Das kantonale Amt für Sport hat in der letzten Woche bei verschiedenen Trainings Besuche durchgeführt, um sich vor Ort ein Bild von der Umsetzung der Schutzkonzepte zu machen. Unterstützt wurde das Amt für Sport dabei von J+S-Expertinnen und -Experten. «Unsere Eindrücke sind dabei durchwegs positiv. Die Vereine haben ihren Trainingsbetrieb auf die neue Situation angepasst und halten die Vorgaben gut ein», führt Felix Jaray, Leiter Amt für Sport, in einer Mitteilung des Kantons Zug aus.

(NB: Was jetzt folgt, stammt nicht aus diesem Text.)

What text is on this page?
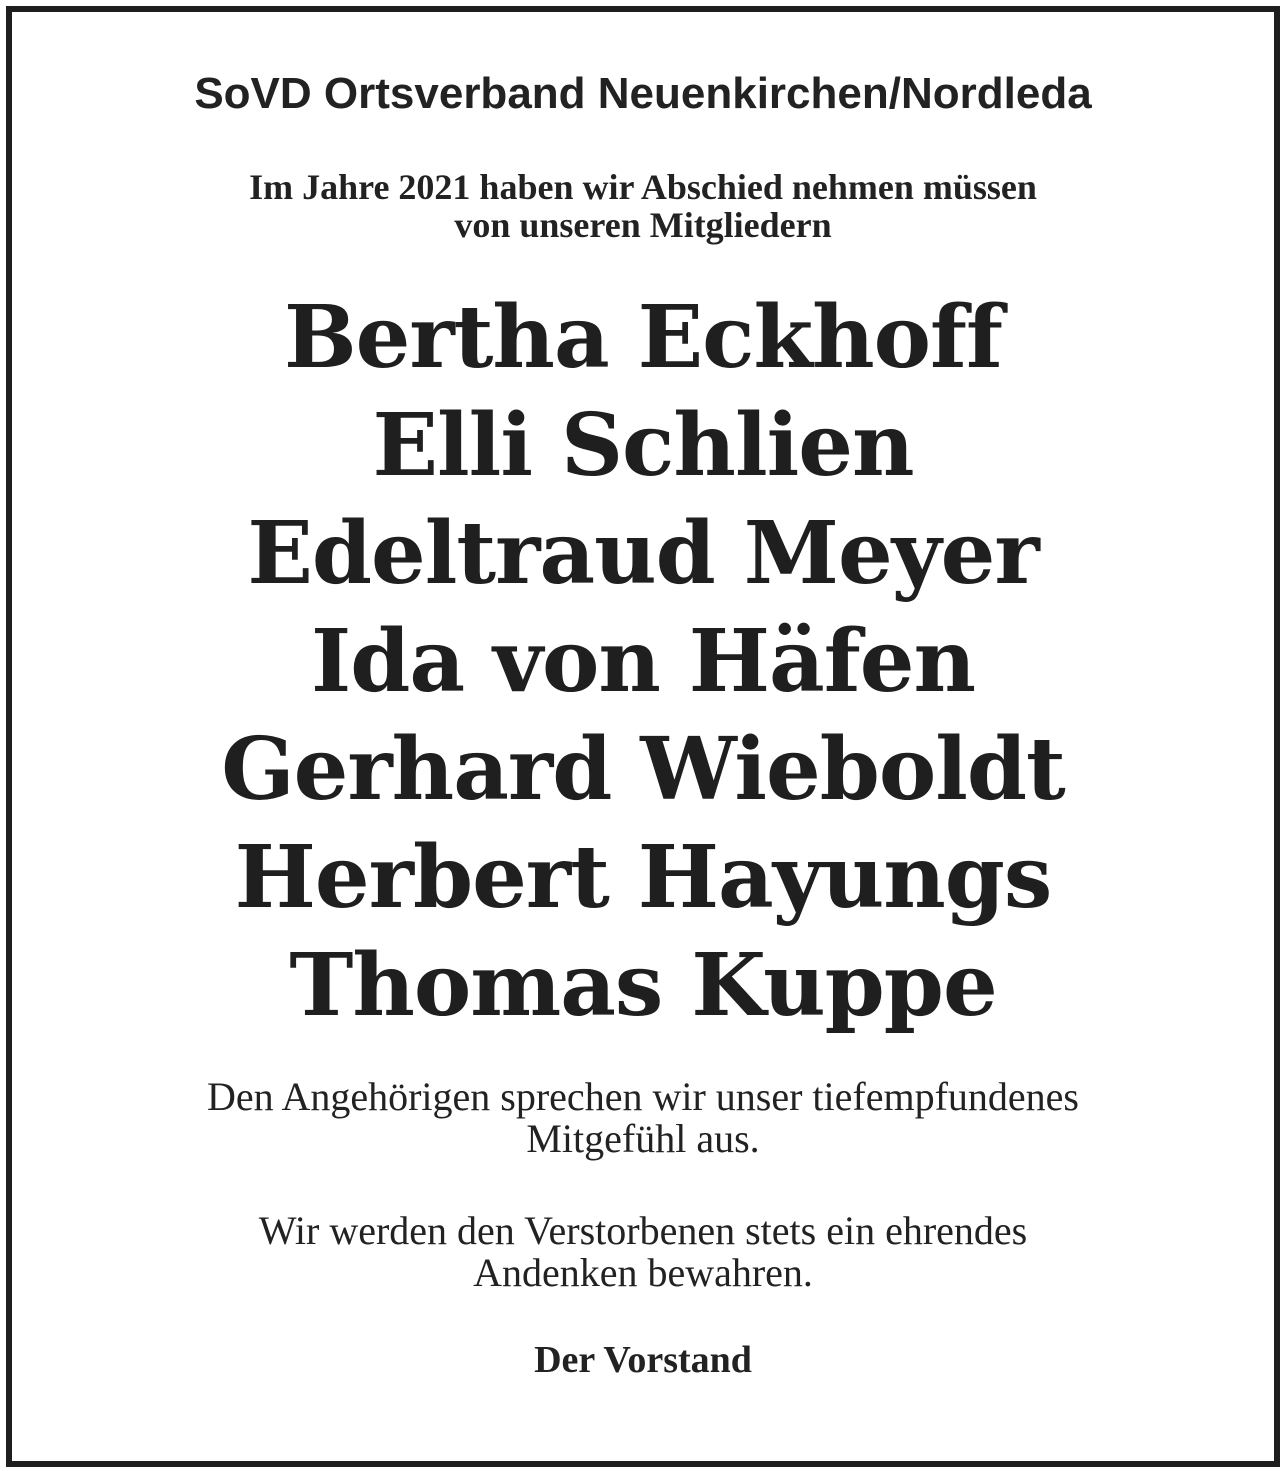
SoVD Ortsverband Neuenkirchen/Nordleda
Im Jahre 2021 haben wir Abschied nehmen müssen
von unseren Mitgliedern
Bertha Eckhoff
Elli Schlien
Edeltraud Meyer
Ida von Häfen
Gerhard Wieboldt
Herbert Hayungs
Thomas Kuppe
Den Angehörigen sprechen wir unser tiefempfundenes
Mitgefühl aus.
Wir werden den Verstorbenen stets ein ehrendes
Andenken bewahren.
Der Vorstand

Mitarbeiter des Sportamts kontrollieren in den Trainings, hier bei den Steinhauser Volleyballerinnen.

Mitarbeiter des Sportamts kontrollieren in den Trainings, hier bei den Steinhauser Volleyballerinnen.

Bild: PD

Auch Teamsport ist mit Abstand möglich

Bei diesen Besuchen habe sich gezeigt: Auch Teamtrainings sind mit Einhalten der Abstandsregeln möglich. «Im Badminton verzichtet man dabei auf Doppelspiele, im Volleyball wird nicht geblockt und im Unihockey wird der Fokus auf Technikübungen gelegt», führt Jaray aus. Bei allen Trainings werden zudem stets die Personalien aller anwesenden Personen notiert. So kann im Fall einer Ansteckung nachverfolgt werden, mit wem die betroffene Person in Kontakt stand. Zudem wird darauf geachtet, dass alle Personen stets gründlich ihre Hände waschen. Die Umkleidekabinen und Duschanlagen bleiben allerdings vorerst geschlossen.

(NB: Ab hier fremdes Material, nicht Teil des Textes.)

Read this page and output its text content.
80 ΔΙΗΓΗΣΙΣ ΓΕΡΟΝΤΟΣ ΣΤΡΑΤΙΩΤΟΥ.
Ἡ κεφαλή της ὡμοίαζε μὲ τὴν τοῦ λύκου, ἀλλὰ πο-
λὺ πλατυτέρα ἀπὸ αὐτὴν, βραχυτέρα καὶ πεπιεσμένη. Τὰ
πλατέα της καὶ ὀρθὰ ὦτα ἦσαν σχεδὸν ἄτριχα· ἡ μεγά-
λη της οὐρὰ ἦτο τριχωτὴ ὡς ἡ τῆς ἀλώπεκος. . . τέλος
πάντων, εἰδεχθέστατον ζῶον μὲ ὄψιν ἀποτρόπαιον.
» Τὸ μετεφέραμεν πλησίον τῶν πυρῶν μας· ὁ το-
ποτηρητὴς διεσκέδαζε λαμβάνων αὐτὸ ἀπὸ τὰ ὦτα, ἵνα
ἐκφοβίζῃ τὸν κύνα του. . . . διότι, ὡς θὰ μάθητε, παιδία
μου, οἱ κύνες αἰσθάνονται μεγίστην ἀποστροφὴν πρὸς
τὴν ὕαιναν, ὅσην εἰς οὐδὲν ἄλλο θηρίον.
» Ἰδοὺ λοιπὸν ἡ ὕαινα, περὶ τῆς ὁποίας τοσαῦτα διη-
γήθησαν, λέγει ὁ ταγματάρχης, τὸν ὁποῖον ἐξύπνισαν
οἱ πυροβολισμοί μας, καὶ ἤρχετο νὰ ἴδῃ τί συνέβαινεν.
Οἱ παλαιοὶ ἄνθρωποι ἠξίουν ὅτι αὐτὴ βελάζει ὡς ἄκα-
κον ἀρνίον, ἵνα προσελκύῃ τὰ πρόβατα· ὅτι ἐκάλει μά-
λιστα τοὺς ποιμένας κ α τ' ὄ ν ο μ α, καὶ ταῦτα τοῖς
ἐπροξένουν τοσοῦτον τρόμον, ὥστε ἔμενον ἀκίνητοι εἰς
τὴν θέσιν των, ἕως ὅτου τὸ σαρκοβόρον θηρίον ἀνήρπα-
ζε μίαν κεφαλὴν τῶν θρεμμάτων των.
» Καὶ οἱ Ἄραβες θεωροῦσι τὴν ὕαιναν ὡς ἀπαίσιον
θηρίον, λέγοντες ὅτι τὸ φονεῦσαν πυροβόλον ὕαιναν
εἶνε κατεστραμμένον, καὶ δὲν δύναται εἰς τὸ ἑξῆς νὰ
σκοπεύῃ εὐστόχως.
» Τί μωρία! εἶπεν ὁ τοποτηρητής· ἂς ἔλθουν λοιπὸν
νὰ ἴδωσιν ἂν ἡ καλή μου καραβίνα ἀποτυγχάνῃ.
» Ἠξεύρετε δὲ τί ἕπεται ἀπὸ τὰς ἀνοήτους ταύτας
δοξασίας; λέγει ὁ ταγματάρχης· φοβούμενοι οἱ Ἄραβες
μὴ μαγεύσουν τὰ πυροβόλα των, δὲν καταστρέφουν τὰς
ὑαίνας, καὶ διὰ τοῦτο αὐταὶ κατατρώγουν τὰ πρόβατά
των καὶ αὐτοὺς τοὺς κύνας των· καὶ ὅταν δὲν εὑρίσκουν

Doch nicht überall sind die Sportanlagen und Trainings wieder am Laufen: «Die Vorgaben betreffend Abstand sind je nach Sportart kaum einzuhalten. Vor diesem Hintergrund haben gewisse Vereine entschieden, ihren Betrieb noch nicht wieder aufzunehmen», wird Jaray in besagter Mitteilung zitiert.

Fussballer sind noch nicht wieder aktiv

Dies betreffe etwa die Zuger Fussballvereine: Diese warteten die Beschlüsse des Bundesrats vom 27. Mai ab, bevor sie entscheiden, ob sie ab dem 8. Juni wieder in die Trainings einsteigen werden. Im Leistungszentrum «On your Marks» (OYM) in Cham ist der Trainingsbetrieb am 11. Mai hingegen wieder aufgenommen worden. Das Schutzkonzept werde auch dort konsequent umgesetzt, wie sich Gesundheitsdirektor Martin Pfister bei einem Besuch persönlich vergewissern konnte. Er schildert:

«Man spürt hier sofort: Allen Sportlerinnen und Sportlern ist bewusst, dass sie dafür mitverantwortlich sind, weitere Ansteckungen zu vermeiden.»